My Story
Growing up, my older brother was fascinated with space: LEGO sets, Star Trek, and dinner-table conversations about “the final frontier.” One night, when I was about five, I asked what that phrase meant. My parents explained that space was the last thing left to explore. Disappointed that my brother had already claimed the final frontier, I asked if there was anything else left to discover. After thinking for a moment, they said, “Well, we still don’t really understand the brain.” Looking back, I think that was the moment I chose my life’s direction.
I was raised in a home steeped in science. My parents, a doctor-chemist and a nurse practitioner-pharmacologist, had me peering through microscopes before I could ride a bike. By my early teens, I was reading graduate-level textbooks, swabbing blood agar plates in the kitchen, and running a small mouse lab out of our basement.
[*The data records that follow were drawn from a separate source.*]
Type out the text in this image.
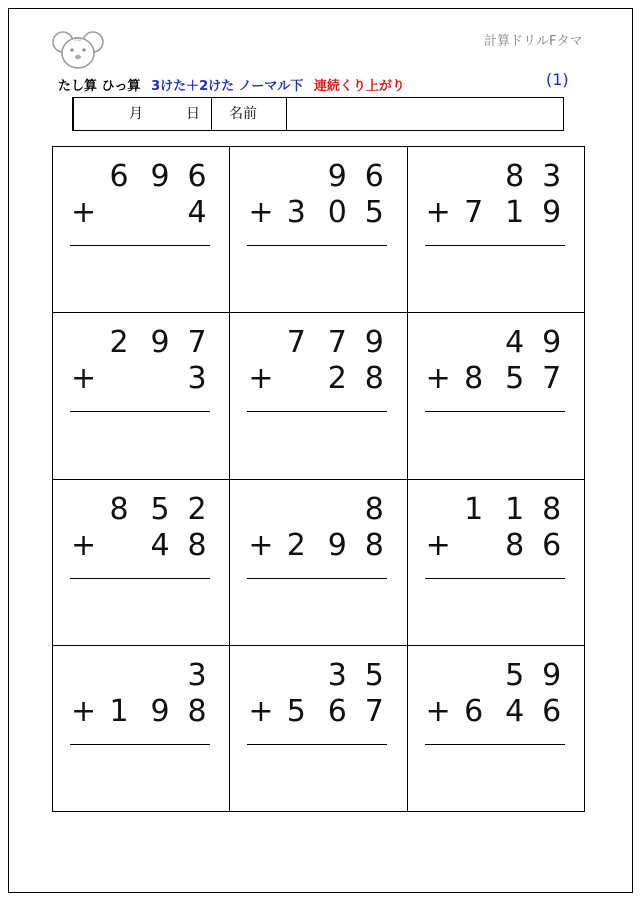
FD	計算ドリルFタマ
たし算 ひっ算 3けた＋2けた ノーマル下 連続くり上がり	(1)
月	日 名前
6 9 6
+	4
9 6
+ 3 0 5
8 3
+ 7 1 9
2 9 7
+	3
7 7 9
+ 2 8
4 9
+ 8 5 7
8 5 2
+ 4 8
8
+ 2 9 8
1 1 8
+ 8 6
3
+ 1 9 8
3 5
+ 5 6 7
5 9
+ 6 4 6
My dad used to joke that we’re basically “a meat chassis for a nervous system.” While I’ve come to see humans as much more than our biology, that line stayed with me, because it captured something profound: everything we experience, feel, and become begins with the brain.
Over time, that childhood fascination evolved from cells and circuits to consciousness and change: to how thoughts, emotions, and physiology weave together to create our experience of being human. That curiosity led me through psychology, philosophy, communication, the Socratic method, neurobiology, applied neuroscience, and finally to EEGs and neurofeedback. After more than a decade of studying the brain and reading thousands of hours of EEGs, what moves me most is still the same truth that inspired me as a child: the greatest frontier isn’t out there in the stars...it’s right here, within us. The brain holds extraordinary wisdom, if we learn how to listen.